LocalD.xpp(3,5): OverrideMoreRestrictive: OverrideMoreRestrictive: Method 'LocalD.method' cannot have a more restrictive visibility than the method 'Base.method' which it overrides.

This will now result in the following errors:
LocalA.xpp(3,5): CannotChangeAccess: 'LocalA.method' cannot change access modifiers when overriding inherited method 'Base.method'
LocalC.xpp(3,5): CannotChangeAccess: 'LocalC.method' cannot change access modifiers when overriding inherited method 'Base.method'
LocalD.xpp(3,5): CannotChangeAccess: 'LocalD.method' cannot change access modifiers when overriding inherited method 'Base.method'

Customer code will only be impacted if in their own model they have an internal method and override it publicly.

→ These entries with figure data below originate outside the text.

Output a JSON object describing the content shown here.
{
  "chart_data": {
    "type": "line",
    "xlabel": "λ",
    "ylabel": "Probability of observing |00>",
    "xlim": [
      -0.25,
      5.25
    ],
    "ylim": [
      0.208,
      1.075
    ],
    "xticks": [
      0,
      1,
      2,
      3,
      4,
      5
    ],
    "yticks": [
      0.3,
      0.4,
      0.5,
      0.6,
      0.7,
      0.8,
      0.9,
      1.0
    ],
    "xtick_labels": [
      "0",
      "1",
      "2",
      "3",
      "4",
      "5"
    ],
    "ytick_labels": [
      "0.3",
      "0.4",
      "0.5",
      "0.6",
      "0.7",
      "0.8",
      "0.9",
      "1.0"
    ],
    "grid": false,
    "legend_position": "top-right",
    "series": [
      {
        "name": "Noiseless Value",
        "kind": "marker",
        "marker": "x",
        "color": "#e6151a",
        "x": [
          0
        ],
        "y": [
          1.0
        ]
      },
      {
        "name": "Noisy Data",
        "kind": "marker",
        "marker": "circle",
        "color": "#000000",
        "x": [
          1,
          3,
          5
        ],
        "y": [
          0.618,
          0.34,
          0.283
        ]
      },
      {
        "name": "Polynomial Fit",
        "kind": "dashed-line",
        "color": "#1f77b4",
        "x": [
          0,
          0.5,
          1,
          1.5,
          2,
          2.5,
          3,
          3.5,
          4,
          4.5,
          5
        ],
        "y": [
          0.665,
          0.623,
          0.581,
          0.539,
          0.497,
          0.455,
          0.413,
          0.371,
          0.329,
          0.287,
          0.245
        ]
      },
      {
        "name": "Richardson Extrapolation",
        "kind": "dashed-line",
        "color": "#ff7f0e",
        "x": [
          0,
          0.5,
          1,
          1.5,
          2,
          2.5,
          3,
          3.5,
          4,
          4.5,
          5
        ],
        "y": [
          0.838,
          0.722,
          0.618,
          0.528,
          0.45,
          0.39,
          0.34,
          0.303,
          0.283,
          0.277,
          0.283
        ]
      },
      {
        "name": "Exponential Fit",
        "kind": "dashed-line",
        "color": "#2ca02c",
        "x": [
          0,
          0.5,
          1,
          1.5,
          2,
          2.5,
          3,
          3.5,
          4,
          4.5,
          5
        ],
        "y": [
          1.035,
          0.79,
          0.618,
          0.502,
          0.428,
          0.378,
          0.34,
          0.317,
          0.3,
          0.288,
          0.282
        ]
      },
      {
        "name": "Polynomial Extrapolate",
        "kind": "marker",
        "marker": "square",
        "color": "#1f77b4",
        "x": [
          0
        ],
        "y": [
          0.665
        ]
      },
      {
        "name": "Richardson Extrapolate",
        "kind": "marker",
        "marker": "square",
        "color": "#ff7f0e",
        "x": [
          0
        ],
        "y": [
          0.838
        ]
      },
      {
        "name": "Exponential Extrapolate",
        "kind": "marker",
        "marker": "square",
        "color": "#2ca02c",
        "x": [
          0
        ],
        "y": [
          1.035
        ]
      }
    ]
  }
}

class Base { internal void method() {} }

// in a different model than Base
class DerivedA extends Base { public void method() {} }
class DerivedB extends Base { internal void method() {} }
class DerivedC extends Base { protected void method() {} }
class DerivedD extends Base { private void method() {} }

This used to result in the following errors:
DerivedB.xpp(3,5): InvalidOverrideIntenalMethod: Method 'method' in class 'Base' is internal and is not allowed to be overriden.
DerivedC.xpp(3,5): OverrideMoreRestrictive: OverrideMoreRestrictive: Method 'DerivedC.method' cannot have a more restrictive visibility than the method 'Base.method' which it overrides.
DerivedD.xpp(3,5): OverrideMoreRestrictive: OverrideMoreRestrictive: Method 'DerivedD.method' cannot have a more restrictive visibility than the method 'Base.method' which it overrides.

It is now diagnosed as:
DerivedA.xpp(3,5): CannotChangeAccess: 'DerivedA.method' cannot change access modifiers when overriding inherited method 'Base.method'
DerivedB.xpp(3,5): InvalidOverrideIntenalMethod: Method 'method' in class 'Base' is internal and is not allowed to be overriden.
DerivedC.xpp(3,5): CannotChangeAccess: 'DerivedC.method' cannot change access modifiers when overriding inherited method 'Base.method'
DerivedD.xpp(3,5): CannotChangeAccess: 'DerivedD.method' cannot change access modifiers when overriding inherited method 'Base.method'

Customer code will only be impacted if it is exploiting the existing gap in the compiler where publicly overriding a non-accessible internal method wasn’t diagnosed.